Dunque l’arte e la creatività come una ricetta di sviluppo miracolosa e infallibile? Niente affatto. Come tutte le politiche, anche questa richiede grande attenzione, costanza, ed equilibrio, saper capire le specificità locali e affrontare i risvolti sociali. E se tutti ora parlano di Bilbao, nessuno cita però i numerosi tentativi di emulare Bilbao finiti in fallimento. Così come nessuno parla del fatto che le riqualificazioni urbanistiche in città come Barcellona hanno spinto nelle periferie molta della popolazione più povera che prima abitava in centro, creando talvolta problemi e conflitti sociali. No, non sono politiche facili (ammesso che ve ne siano), ma quando sono realizzate correttamente valgono la pena perché servono come strumenti di crescita non solo economica ma sociale e culturale di tutta un’area. L’approccio giusto non sta in un’opera, un museo o un festival, ma nella mentalità, nello spirito che le anima, in un modo di vedere e interpretare la cultura, l’arte e la creatività non come oggetti da mettere in vetrina e vendere per fare cassa, ma come un mondo fatto di persone, idee, produzione e innovazione. Una comunità che produce idee, che discute e fa discutere, che affronta e interpreta problemi del nostro tempo, che genera fermento, curiosità, e che funziona da stimolo anche per i non artisti, per i professionisti, gli imprenditori, gli studenti, la gente comune. Una cultura che produce e che contamina. Serve quindi una mentalità aperta, non lineare, che tolleri anche elementi di non programmabilità, di confusione, di caos, e persino di inefficienze. «L’innovazione è inefficiente – esclamava qualche anno fa il noto guru dell’informatica e professore del Mit, Nicholas Negroponte -, è indisciplinata, contraria, iconoclasta; si nutre di confusione e contraddizione».

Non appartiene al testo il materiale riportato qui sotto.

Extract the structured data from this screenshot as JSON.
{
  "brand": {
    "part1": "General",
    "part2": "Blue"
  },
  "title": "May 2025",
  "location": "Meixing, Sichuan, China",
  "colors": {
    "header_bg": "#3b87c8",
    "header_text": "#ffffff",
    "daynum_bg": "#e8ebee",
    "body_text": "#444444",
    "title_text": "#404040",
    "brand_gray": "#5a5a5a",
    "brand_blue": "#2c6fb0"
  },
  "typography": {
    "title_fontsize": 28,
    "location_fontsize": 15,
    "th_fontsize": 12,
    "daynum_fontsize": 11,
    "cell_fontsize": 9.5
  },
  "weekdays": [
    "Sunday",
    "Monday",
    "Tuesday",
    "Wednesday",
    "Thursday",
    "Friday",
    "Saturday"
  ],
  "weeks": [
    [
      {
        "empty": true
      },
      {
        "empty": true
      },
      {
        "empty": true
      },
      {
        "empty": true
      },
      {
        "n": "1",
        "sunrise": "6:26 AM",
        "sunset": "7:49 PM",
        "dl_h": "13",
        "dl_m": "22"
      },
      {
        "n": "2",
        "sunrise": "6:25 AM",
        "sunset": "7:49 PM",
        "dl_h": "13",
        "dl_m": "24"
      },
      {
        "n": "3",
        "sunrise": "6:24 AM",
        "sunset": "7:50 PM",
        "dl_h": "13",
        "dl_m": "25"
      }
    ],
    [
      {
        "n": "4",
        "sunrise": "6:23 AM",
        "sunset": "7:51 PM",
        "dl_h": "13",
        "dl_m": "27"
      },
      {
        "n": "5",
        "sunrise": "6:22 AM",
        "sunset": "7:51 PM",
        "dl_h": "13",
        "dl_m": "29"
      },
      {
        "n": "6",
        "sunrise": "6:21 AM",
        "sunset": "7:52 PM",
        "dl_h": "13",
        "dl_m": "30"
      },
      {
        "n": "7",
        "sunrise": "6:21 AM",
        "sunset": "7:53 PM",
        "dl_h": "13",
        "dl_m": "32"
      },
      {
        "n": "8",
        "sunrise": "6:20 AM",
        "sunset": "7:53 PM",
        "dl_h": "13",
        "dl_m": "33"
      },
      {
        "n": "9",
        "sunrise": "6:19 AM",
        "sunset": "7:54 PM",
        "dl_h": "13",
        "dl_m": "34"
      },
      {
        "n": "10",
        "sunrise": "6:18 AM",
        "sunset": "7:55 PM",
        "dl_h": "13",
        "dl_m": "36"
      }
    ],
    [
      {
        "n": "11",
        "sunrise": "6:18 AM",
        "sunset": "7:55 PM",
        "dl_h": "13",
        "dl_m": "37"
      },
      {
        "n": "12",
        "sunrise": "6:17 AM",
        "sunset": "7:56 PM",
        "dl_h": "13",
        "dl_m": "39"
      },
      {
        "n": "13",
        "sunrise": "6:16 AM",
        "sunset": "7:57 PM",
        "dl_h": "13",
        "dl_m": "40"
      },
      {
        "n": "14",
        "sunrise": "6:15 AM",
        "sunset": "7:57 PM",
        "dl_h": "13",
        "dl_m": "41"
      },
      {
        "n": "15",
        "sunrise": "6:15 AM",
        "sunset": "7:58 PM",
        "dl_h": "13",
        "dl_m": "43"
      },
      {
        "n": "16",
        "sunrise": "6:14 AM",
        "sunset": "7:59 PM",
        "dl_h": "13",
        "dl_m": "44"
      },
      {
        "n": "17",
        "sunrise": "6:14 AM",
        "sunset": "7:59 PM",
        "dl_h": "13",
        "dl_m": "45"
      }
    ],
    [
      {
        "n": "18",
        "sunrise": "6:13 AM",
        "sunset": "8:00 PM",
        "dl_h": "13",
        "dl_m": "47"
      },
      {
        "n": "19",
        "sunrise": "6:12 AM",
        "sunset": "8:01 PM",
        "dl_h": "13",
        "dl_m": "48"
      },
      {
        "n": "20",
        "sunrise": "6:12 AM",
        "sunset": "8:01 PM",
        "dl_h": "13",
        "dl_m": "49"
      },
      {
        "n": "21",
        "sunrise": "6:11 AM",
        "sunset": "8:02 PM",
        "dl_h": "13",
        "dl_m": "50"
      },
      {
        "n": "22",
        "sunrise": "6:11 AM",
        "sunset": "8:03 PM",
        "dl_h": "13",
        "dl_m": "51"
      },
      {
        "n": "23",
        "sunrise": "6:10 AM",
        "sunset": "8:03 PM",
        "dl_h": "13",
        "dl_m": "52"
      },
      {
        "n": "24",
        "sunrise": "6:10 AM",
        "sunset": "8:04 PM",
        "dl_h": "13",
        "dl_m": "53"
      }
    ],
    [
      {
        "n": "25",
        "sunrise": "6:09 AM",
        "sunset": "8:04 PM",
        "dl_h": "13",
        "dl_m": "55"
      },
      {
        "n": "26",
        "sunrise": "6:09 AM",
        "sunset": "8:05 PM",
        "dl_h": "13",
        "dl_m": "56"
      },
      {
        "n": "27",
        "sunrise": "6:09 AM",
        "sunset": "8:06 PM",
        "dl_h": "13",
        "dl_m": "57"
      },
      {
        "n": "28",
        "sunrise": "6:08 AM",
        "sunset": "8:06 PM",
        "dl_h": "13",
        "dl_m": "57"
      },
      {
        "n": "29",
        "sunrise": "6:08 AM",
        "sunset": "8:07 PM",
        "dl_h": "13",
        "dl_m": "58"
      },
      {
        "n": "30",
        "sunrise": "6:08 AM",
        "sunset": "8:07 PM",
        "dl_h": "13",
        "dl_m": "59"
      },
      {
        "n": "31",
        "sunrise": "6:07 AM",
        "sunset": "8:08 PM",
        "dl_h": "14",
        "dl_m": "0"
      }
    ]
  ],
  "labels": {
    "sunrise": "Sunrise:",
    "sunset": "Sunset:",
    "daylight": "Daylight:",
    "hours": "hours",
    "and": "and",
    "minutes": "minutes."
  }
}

Questa è la mentalitè delle città che riescono a usare con successo la cultura come leva di sviluppo economico e sociale. E questo è proprio quello che, forse, manca oggi al nostro Paese. Un Paese che ha città stupende e risorse enormi, ma che continua a interpretare la cultura come strumento di consumo e attrazione turistica, snobbandone o ignorandone il cuore pulsante e vero, quella comunità artistica e intellettuale che ne rappresenta l’anima e la vera potenzialità.